Baz çün bülbül ze-gül-zari cüda üftadeem
Dad dil v‘ez kuy-ı dildari cüda üftadem.
Sabr kon ta subh ey gam der-şeb-i hicrem me-küş
Z‘an ki ez-hurşid-ruhsari cüda üftadeem.
Zar mi-naled dilem ber-yad-ı zülf ü ruy-ı o
K‘ez meh-i hod der-şeb-tari cüda üftadeem.
Ey ki mi-pörsid ahval-i men ez-hicran-ı dost
In-kadar danem ki ez-yari cüda üftadeem.
Ey Selim anha ki ‘aybem mi-konend ageh nined
K‘ez çenan yari be-naçari cüda üftadeem.
***
Yine bülbül gibi sevgilinin gül-bahçesinden ayrı düştüm. Gönül verdim ve gönül alan sevgilinin köyünden ayrı düştüm.
Ey gam! Ayrılık gecemde beni öldürme, sabaha kadar sabret.
Çünkü ben o güneş yanaklı sevgiliden ayrı düştüm (biraz sabredip de beni öldürmezsen ayrılık gecemin sonunda o güneş yeniden doğacak).
Gönlüm, karanlık bir gecede o ay gibi yüzlü sevgiliden ayrı düştüğü için onun saçını yâdına getirerek feryad ediyor.
Ey dostun ayrılığından dolayı içinde bulunduğum hali soranlar! (Size verecek cevabım şudur):
Benim tek bildiğim bir yardan ayrı düştüğümdür.
Ey Selim! Beni sevgiliden ayrı düştüğüm için ayıplayanlar ne kadar çaresiz olduğumu, sevgiliden ayrı düşmekten başka elimden bir şey gelmediğini bilmiyorlar.
Şiir dostlarına saygılarımla.
Osman Tuğlu
cehalette bir yere kadar konuştuğun kişi Yavuz Sultan Han haddini bil be adam .
ayıptır yav.
klavye delikanlılığı yaptığın kişi sekiz senelik hükümdarlığı süresince lübnan filistin mısır erzincan bayburtu fetheden kişi bunları her gece bir cariyenin koynuna girerek mi yaptı iranı eze eze yenen kişiye kurduğun cümleye bak
utanç verici.
hadsiz dil uzattığın kişi dört dil biliyor 15,000 den fazla kelime dağarcığına sahip birine kim oluyorsun da haddini aşan cümleler kuruyorsun donanımın nedir kaç kişi tanıyor seni.
biraz edep yav.
nedir bu kin, tutturmuşsun arşivlere bak.
arşivler harem günlüğü mü ? terbiyesiz. Türkçeyi beceremiyorsun kalkmış osmanlı arşivinden dem vuruyorsun.
okumuşun cahili de hiç çekilmiyor be kardeşim.

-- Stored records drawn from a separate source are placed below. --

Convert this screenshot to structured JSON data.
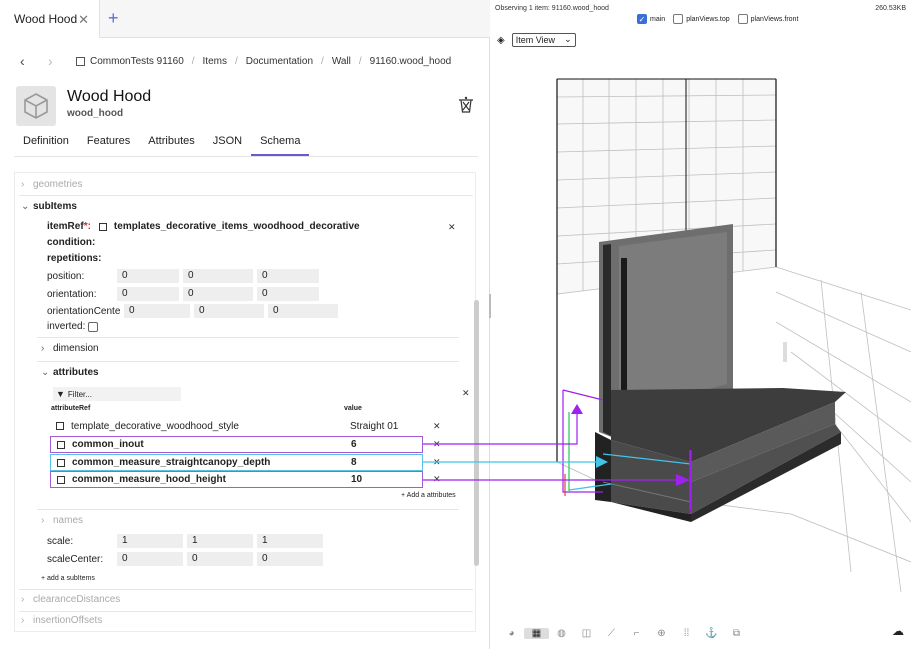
{
  "tabs": [
    {
      "label": "Wood Hood"
    }
  ],
  "breadcrumb": [
    "CommonTests 91160",
    "Items",
    "Documentation",
    "Wall",
    "91160.wood_hood"
  ],
  "item": {
    "title": "Wood Hood",
    "subtitle": "wood_hood"
  },
  "subtabs": [
    "Definition",
    "Features",
    "Attributes",
    "JSON",
    "Schema"
  ],
  "schema": {
    "geometries_label": "geometries",
    "subitems_label": "subItems",
    "itemref_label": "itemRef",
    "itemref_req": "*:",
    "itemref_value": "templates_decorative_items_woodhood_decorative",
    "condition_label": "condition:",
    "repetitions_label": "repetitions:",
    "position_label": "position:",
    "orientation_label": "orientation:",
    "orientation_center_label": "orientationCente",
    "inverted_label": "inverted:",
    "position_values": [
      "0",
      "0",
      "0"
    ],
    "orientation_values": [
      "0",
      "0",
      "0"
    ],
    "orientation_center_values": [
      "0",
      "0",
      "0"
    ],
    "dimension_label": "dimension",
    "attributes_label": "attributes",
    "filter_placeholder": "Filter...",
    "col_ref": "attributeRef",
    "col_value": "value",
    "attributes": [
      {
        "ref": "template_decorative_woodhood_style",
        "value": "Straight 01"
      },
      {
        "ref": "common_inout",
        "value": "6"
      },
      {
        "ref": "common_measure_straightcanopy_depth",
        "value": "8"
      },
      {
        "ref": "common_measure_hood_height",
        "value": "10"
      }
    ],
    "add_attribute": "+ Add a attributes",
    "names_label": "names",
    "scale_label": "scale:",
    "scale_values": [
      "1",
      "1",
      "1"
    ],
    "scale_center_label": "scaleCenter:",
    "scale_center_values": [
      "0",
      "0",
      "0"
    ],
    "add_subitem": "+ add a subItems",
    "clearance_label": "clearanceDistances",
    "insertion_label": "insertionOffsets"
  },
  "viewer": {
    "observing": "Observing 1 item: 91160.wood_hood",
    "size": "260.53KB",
    "views": [
      {
        "label": "main",
        "checked": true
      },
      {
        "label": "planViews.top",
        "checked": false
      },
      {
        "label": "planViews.front",
        "checked": false
      }
    ],
    "view_select": "Item View"
  },
  "colors": {
    "purple": "#a020f0",
    "cyan": "#40c4e8",
    "accent": "#6a5acd"
  }
}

Çöl Şulesi rumuzlu bayan! Sahi Yavuz'un sevdası kime imiş? Madem ki biz bilmiyoruz siz lütfedip de açıklasaydınız bari? Böylelikle bizim gibi cahilleri de irşat etme şerefine nail olurdunuz.
Ahmet bey yorumumu doğru okursanız doğru anlarsınız, ben kimseyi küçük düşürecek tek kelime etmem , yorumuda da yoktur . Lider ile padişahları yada kıralları bir birine karıştırmayalım lütfen , bir Padişah çocukluğundan erkenliğine kadar nasıl yetiştiriliyor bir düşünün , Ecevit şiir yazmıştır zira Eçevit yada Atatürk ün yaşamı ile ( Atatürk ün şiir yazdığı bir iddiadır ) bir padişahın yaşamı aynı mı yetişme tarzı evlilikleri sevdaları yani siz neyle neyi karşılaştırıyorsunuz, Padişahlar ile bu liderleri nasıl aynı kefeye koyuyorsunuz , her akşam başka cariye ile yatan padişah neyin duygusunu ve ilhamını yaşar bana izah edebilirmisiniz gidin Osmanlı arşivlerini inceleyin lütfen ön yargılı olmayın kayıtlar var kayıtlara bakın ben bir toplumun tarihine de yaşamına da saygılıyım ve bunu kimse kendine göre yorumlayamaz, Padişahlar da bizim tarihimizdir geçmişimizdir Ecevit ve Atatürk hepsini rahmetle saygıyla anıyorum mekanları cennet olsun
sn ibrahim bey "imkansız" dediğiniz şey sizin için imkansız bunu buradan ben de görebliyorum.
konu yavuz sultan han ise imkansız diye bir şey yoktur.
Bülent Ecevit yazarken normal inandırıcı, Mustafa Kemal yazarken evet gerçek ama osmanlı hükümdarlarına gelince "imkansız" öyle mi.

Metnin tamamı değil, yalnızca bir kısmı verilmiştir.